__pgi_gangidx() doesn't work in DLL

I tried using the __pgi_gangidx() function within a parallel loop, it works fine until I use it with “-ta=multicore” within a dynamically loaded library. In a regular binary it works fine, with “-ta=tesla” it also works fine in the DLL.
Is there a special linker flag one has to use? Does gangidx() under the hood use openmp functionality?

Kind regards,
Rob

Hi Rob,

Does gangidx() under the hood use openmp functionality?

In general, the OpenACC targeting multicore does use much of the OpenMP runtime. I personally don’t use gangidx often since it’s a PGI extension, but it should correspond to omp_get_thread_num.

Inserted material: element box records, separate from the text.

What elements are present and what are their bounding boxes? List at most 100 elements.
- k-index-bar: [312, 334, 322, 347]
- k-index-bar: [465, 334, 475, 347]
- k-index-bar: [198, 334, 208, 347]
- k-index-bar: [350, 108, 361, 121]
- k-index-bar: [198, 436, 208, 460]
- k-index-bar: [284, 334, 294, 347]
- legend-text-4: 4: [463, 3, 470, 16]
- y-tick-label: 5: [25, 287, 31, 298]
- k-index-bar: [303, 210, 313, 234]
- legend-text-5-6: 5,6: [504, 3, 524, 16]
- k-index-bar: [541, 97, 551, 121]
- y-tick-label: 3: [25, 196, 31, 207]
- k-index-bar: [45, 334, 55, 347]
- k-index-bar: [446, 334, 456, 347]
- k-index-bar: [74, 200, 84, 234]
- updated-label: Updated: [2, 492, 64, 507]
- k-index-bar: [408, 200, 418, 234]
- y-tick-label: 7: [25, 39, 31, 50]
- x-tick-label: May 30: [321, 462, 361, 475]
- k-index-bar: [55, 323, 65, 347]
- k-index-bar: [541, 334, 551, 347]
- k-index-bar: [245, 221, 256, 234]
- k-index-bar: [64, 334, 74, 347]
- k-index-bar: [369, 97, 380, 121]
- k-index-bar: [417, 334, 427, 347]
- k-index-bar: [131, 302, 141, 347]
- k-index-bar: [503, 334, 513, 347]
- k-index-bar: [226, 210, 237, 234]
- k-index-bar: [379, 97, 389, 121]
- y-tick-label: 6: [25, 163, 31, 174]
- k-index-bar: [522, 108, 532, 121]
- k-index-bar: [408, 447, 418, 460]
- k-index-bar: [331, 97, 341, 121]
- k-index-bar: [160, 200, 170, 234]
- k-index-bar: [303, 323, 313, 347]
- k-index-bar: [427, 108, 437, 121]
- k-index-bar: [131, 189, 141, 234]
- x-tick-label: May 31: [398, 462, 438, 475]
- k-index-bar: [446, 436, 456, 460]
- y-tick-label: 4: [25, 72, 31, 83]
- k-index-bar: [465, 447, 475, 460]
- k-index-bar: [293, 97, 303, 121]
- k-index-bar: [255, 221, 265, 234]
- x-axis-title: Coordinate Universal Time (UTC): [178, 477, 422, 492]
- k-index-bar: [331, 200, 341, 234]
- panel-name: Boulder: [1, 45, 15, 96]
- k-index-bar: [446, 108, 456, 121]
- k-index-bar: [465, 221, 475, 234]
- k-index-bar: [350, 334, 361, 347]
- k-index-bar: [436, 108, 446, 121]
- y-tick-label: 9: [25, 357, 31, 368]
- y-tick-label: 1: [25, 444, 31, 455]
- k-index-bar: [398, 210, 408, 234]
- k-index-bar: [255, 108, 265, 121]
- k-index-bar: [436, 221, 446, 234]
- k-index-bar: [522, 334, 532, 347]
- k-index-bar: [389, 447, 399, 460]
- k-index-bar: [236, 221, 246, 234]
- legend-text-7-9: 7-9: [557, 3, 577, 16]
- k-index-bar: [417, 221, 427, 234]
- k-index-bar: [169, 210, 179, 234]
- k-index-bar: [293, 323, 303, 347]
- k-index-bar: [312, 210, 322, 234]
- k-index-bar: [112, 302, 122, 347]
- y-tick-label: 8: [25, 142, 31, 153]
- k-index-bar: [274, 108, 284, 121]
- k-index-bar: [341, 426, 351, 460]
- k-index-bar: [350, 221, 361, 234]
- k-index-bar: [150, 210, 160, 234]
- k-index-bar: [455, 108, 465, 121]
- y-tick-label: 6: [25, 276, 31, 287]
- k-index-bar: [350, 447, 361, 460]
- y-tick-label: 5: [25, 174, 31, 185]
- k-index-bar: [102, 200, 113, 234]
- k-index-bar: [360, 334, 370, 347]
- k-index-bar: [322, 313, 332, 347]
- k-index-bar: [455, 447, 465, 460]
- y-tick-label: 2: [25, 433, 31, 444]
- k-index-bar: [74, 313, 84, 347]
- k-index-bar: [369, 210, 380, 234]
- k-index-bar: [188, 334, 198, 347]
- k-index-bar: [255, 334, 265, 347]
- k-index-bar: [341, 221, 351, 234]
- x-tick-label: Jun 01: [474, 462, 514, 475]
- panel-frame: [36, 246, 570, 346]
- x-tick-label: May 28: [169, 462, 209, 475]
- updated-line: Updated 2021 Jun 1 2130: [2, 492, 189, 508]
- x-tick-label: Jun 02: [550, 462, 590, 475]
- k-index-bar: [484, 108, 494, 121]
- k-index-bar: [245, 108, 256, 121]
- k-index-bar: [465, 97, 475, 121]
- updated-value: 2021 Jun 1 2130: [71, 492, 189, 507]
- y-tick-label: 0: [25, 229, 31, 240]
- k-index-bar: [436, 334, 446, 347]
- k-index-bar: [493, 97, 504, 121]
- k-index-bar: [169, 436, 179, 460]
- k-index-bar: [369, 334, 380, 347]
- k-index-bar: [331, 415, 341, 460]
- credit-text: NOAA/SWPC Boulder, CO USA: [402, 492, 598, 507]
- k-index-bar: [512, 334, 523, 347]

Is there a special linker flag one has to use?

I haven’t tried using gangidx specifically in a DLL, but I have had other issues when not initializing the PGI runtime from DLLmain.

While it’s been a few years since I’ve done any work with DLLs, I use the following DLLmain, commenting or uncommenting out the different init calls depending on which target I’m using and if I’m linking with CUDA.

#include <windows.h>
#include <stdio.h>
#include <stdlib.h>

extern "C"
{
void _mp_preinit(void);
void __pgi_acc_preinit(void);
void __pgi_uacc_set_link_multicore(void);
void __pgi_uacc_set_link_cuda(void);
}
BOOL WINAPI DllMain(
HINSTANCE hinstDLL, // handle to DLL module
DWORD fdwReason, // reason for calling function
LPVOID lpReserved ) // reserved
{
// Perform actions based on the reason for calling.
switch( fdwReason ) 
{ 
case DLL_PROCESS_ATTACH:
  long n;
// OpenACC targeting GPUs
//  __pgi_acc_preinit();

// Iniit OpenMP runtime
  _mp_preinit();
  
// Initialize OpenACC multicore runtime
   __pgi_uacc_set_link_multicore();
   
// If linking with CUDA
//  __pgi_uacc_set_link_cuda();
break;

case DLL_THREAD_ATTACH:
break;

case DLL_THREAD_DETACH:
break;

case DLL_PROCESS_DETACH:
break;
}

return TRUE; // Successful DLL_PROCESS_ATTACH.
}

-Mat